Faut-il y voir encore un souci d’économie destiné à ne changer que le ruban lors de la promotion au grade d’officier ? La seconde concerne le ruban, unique dans l’ensemble des médailles françaises, porteur d’un filet métallique doré tissé de part et d’autre d’un ruban de soie gris argent 9. On peut y ajouter aussi qu’il est le seul, parmi les ordres ministériels, à avoir eu son insigne formellement modifié par décret au cours de son existence 10.

Il est couramment répandu deux affirmations au sujet des insignes. La première est qu’il existerait quatre types ou modèles d’insignes. La seconde laisse entendre que l’auteur de ces insignes est le graveur médailleur Georges Guiraud. L’une est fausse, la seconde n’est sans doute pas tout à fait vraie, comme nous allons le voir.
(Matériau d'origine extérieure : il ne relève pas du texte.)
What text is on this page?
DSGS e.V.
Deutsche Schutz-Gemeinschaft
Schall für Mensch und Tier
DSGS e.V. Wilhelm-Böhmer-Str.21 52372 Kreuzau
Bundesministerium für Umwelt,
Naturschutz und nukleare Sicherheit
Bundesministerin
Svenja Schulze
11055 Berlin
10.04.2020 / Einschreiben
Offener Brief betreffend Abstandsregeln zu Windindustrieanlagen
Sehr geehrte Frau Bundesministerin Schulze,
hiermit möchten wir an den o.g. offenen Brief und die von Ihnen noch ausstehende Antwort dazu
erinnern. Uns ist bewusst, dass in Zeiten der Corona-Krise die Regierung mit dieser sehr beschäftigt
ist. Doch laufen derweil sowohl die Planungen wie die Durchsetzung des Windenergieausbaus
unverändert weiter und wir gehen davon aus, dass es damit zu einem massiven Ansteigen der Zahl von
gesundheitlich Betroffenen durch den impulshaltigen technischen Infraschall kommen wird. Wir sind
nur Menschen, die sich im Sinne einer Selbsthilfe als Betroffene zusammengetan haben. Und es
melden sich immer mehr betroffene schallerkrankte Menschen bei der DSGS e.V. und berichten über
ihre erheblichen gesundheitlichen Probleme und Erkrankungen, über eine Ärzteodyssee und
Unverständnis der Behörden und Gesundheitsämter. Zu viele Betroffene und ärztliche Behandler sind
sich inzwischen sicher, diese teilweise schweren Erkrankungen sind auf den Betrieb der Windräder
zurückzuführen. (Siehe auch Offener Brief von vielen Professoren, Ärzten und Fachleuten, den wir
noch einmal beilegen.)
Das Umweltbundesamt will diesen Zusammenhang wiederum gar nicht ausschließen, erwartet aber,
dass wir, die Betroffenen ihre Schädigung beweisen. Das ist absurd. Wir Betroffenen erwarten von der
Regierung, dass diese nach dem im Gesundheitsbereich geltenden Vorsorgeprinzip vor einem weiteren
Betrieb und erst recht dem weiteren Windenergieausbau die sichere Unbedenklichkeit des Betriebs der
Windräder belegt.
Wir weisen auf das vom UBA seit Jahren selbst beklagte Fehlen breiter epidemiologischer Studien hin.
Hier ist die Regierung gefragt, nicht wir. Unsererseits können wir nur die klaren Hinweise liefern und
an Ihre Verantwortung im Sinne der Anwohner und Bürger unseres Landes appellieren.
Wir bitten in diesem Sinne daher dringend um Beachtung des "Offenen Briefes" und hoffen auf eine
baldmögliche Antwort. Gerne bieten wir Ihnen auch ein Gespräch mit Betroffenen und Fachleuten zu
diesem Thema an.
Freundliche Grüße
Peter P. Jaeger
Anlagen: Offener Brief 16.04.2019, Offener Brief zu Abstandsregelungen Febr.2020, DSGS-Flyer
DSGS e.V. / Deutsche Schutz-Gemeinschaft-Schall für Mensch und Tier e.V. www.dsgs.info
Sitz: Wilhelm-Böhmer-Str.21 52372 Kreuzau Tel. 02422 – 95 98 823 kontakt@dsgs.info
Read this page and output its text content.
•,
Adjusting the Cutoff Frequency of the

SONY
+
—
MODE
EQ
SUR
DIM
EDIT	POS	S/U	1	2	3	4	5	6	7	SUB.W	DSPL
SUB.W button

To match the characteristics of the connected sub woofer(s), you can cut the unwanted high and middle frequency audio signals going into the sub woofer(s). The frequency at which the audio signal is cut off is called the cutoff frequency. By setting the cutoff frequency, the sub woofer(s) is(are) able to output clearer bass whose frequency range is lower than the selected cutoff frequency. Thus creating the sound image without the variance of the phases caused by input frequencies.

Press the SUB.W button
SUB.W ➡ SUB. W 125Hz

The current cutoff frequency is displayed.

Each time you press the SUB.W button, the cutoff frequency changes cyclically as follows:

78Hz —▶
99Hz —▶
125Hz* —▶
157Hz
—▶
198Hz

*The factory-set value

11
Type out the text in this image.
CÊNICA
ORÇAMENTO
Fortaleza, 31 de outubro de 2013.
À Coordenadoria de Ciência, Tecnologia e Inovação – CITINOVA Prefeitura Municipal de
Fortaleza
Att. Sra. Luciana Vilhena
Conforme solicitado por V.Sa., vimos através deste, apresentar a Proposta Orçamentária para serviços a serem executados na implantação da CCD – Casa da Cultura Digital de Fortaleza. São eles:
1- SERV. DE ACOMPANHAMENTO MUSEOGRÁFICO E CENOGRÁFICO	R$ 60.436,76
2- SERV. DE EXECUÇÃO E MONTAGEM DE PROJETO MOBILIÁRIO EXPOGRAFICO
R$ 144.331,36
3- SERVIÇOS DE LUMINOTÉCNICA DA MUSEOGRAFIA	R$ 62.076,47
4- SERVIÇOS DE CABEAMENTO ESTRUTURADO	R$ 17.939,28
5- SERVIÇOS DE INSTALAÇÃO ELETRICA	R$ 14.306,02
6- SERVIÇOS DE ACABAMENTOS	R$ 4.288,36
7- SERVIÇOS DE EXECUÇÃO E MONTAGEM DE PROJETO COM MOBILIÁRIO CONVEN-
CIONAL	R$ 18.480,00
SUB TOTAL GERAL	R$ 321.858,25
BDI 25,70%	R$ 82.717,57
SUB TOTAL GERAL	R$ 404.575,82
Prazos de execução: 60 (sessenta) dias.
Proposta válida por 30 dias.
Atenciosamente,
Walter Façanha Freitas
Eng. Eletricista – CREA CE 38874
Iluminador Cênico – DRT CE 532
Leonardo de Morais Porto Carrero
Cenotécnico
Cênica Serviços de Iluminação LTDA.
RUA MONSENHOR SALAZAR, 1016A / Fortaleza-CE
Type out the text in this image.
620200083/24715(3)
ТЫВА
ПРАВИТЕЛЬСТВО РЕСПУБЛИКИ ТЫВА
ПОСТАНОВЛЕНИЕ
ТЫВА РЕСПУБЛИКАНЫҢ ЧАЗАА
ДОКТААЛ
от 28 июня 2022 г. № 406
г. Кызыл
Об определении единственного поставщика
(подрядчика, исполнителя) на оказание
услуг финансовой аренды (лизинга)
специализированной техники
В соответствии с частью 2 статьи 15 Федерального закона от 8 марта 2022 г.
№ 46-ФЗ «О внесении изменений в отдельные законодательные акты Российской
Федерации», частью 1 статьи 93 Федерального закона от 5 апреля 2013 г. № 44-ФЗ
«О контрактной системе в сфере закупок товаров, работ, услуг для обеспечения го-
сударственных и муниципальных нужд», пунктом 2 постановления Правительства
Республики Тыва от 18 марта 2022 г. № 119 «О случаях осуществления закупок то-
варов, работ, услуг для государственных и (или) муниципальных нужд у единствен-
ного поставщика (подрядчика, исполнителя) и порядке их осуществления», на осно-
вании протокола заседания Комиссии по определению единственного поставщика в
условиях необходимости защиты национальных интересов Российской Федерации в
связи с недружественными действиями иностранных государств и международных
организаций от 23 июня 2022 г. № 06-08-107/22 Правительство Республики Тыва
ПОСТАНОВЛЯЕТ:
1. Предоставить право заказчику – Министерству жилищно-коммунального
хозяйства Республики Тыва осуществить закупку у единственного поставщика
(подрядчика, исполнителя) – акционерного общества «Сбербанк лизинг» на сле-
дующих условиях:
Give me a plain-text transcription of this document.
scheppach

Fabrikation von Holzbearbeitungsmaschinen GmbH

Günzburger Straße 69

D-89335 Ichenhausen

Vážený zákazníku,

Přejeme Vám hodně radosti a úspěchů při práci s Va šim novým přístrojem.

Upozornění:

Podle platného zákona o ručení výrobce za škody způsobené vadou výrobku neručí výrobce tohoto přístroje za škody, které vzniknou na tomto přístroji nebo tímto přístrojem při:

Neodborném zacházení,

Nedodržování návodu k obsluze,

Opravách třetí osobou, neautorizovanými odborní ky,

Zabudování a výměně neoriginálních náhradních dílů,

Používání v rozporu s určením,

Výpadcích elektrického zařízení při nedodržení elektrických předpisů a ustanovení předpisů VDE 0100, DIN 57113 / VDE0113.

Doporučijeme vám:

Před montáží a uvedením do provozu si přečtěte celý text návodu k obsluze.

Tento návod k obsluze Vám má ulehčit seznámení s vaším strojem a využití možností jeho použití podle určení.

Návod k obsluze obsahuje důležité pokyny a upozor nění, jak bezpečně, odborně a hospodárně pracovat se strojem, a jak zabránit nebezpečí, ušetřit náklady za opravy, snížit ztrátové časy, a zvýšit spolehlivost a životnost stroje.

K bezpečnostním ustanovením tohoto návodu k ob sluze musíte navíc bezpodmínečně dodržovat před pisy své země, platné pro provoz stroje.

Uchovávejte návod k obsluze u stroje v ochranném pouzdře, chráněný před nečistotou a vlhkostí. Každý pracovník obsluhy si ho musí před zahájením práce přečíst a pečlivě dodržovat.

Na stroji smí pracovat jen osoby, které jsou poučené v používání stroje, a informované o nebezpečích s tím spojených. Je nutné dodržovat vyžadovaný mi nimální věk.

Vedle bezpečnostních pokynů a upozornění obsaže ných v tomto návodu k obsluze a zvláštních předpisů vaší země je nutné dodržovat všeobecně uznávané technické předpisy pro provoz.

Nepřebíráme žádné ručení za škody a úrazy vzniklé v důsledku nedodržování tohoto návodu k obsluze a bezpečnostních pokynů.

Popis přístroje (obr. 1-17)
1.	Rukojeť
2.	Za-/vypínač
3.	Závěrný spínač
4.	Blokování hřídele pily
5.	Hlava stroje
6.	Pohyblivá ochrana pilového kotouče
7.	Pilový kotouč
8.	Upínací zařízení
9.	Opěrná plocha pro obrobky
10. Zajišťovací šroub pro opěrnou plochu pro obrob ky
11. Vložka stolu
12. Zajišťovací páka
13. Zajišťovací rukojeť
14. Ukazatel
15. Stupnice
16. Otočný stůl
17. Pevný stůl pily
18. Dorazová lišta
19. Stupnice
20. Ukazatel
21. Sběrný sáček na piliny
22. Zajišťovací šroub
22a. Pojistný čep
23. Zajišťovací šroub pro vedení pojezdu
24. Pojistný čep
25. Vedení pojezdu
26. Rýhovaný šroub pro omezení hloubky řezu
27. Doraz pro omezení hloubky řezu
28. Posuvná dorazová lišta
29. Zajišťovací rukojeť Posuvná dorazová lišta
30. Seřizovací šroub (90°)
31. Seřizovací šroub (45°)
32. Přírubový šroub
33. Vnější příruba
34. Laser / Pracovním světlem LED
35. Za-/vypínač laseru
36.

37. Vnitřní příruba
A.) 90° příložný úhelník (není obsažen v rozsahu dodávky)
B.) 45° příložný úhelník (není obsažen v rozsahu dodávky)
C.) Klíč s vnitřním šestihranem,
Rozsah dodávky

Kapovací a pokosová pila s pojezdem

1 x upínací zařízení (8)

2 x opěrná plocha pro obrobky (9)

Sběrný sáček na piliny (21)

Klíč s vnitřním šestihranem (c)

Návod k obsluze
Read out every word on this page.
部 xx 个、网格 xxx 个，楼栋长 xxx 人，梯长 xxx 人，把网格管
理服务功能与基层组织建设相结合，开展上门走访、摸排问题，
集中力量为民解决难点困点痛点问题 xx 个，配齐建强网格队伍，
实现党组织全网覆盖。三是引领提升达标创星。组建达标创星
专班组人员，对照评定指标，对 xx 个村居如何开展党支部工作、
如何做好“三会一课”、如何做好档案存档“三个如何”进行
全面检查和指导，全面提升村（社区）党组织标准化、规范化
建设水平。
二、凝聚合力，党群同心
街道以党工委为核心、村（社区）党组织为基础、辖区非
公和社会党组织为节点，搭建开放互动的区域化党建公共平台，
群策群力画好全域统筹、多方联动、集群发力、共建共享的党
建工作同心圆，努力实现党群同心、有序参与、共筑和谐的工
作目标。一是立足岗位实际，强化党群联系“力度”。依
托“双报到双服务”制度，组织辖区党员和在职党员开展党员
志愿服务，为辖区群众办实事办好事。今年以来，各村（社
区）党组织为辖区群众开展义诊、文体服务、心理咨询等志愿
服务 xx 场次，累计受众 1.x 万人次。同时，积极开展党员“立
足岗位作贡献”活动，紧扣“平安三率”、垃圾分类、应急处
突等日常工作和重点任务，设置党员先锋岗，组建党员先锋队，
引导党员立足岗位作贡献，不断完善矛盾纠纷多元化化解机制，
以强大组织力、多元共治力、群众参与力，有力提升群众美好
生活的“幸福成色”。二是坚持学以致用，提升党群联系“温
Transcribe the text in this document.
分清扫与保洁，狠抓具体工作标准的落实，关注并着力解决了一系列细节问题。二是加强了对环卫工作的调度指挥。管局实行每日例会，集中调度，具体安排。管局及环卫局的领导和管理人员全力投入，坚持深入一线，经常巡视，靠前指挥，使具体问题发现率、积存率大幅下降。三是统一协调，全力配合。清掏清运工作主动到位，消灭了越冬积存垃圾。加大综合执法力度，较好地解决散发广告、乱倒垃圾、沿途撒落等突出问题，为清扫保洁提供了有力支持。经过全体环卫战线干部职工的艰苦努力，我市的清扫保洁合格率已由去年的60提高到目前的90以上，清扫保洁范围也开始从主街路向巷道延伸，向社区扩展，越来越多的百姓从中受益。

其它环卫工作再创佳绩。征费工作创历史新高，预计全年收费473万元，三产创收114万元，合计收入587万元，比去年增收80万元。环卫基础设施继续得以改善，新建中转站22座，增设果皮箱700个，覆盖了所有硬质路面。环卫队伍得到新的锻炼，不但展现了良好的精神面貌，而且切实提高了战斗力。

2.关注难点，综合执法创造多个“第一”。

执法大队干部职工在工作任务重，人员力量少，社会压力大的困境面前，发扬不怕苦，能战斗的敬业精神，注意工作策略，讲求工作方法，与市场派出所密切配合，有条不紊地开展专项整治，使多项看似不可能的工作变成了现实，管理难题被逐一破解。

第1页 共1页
Les différents types d’insignes

 

Il faut distinguer les types décrits par les textes officiels des variantes de fabrication qui ne sont que leur interprétation artistique. Si l’on s’en tient stricto sensu aux décrets, seules références incontestables en la matière, il n’y a que deux types d’insignes.

 

Le premier type du décret de 1939 est décrit dans son article 13 comme une étoile à huit branches en forme de rose des vents, dont les quatre branches principales sont les plus importantes. Les branches de l’étoile sont réunies par une roue dentée émaillée tricolore au centre de laquelle figure une effigie de la République française veillant sur le commerce extérieur, représenté par un navire. Le caducée du commerce est appliqué sur la décoration, les serpents entourent le motif central et les ailes forment bélière. Au centre du revers figure une mappemonde portant en exergue les mots « Mérite commercial ».

 

Le deuxième type est décrit dans l’article 13 du décret de 1961 qui introduit deux modifications importantes. Le centre de l’avers est remplacé par « une représentation symbolique des activités commerciales et industrielles » sur laquelle figure une effigie de la République française. Le revers est modifié pour porter en exergue les mots « Mérite commercial et industriel ».

 

Nous n’avons donc que deux types officiels d’insignes, dont les variantes résultent de différentes fabrications.

 

Les différentes fabrications

 

Trois fabrications différentes existent pour chacun des deux types, et étrangement aucune d’elles n’est strictement conforme aux dispositions des décrets.

Par commodité, nous distinguerons séparément les deux fabrications de la Monnaie de Paris et la fabrication "privée", même si nous pensons qu'Arthus-Bertrand en est le créateur "privé" initial.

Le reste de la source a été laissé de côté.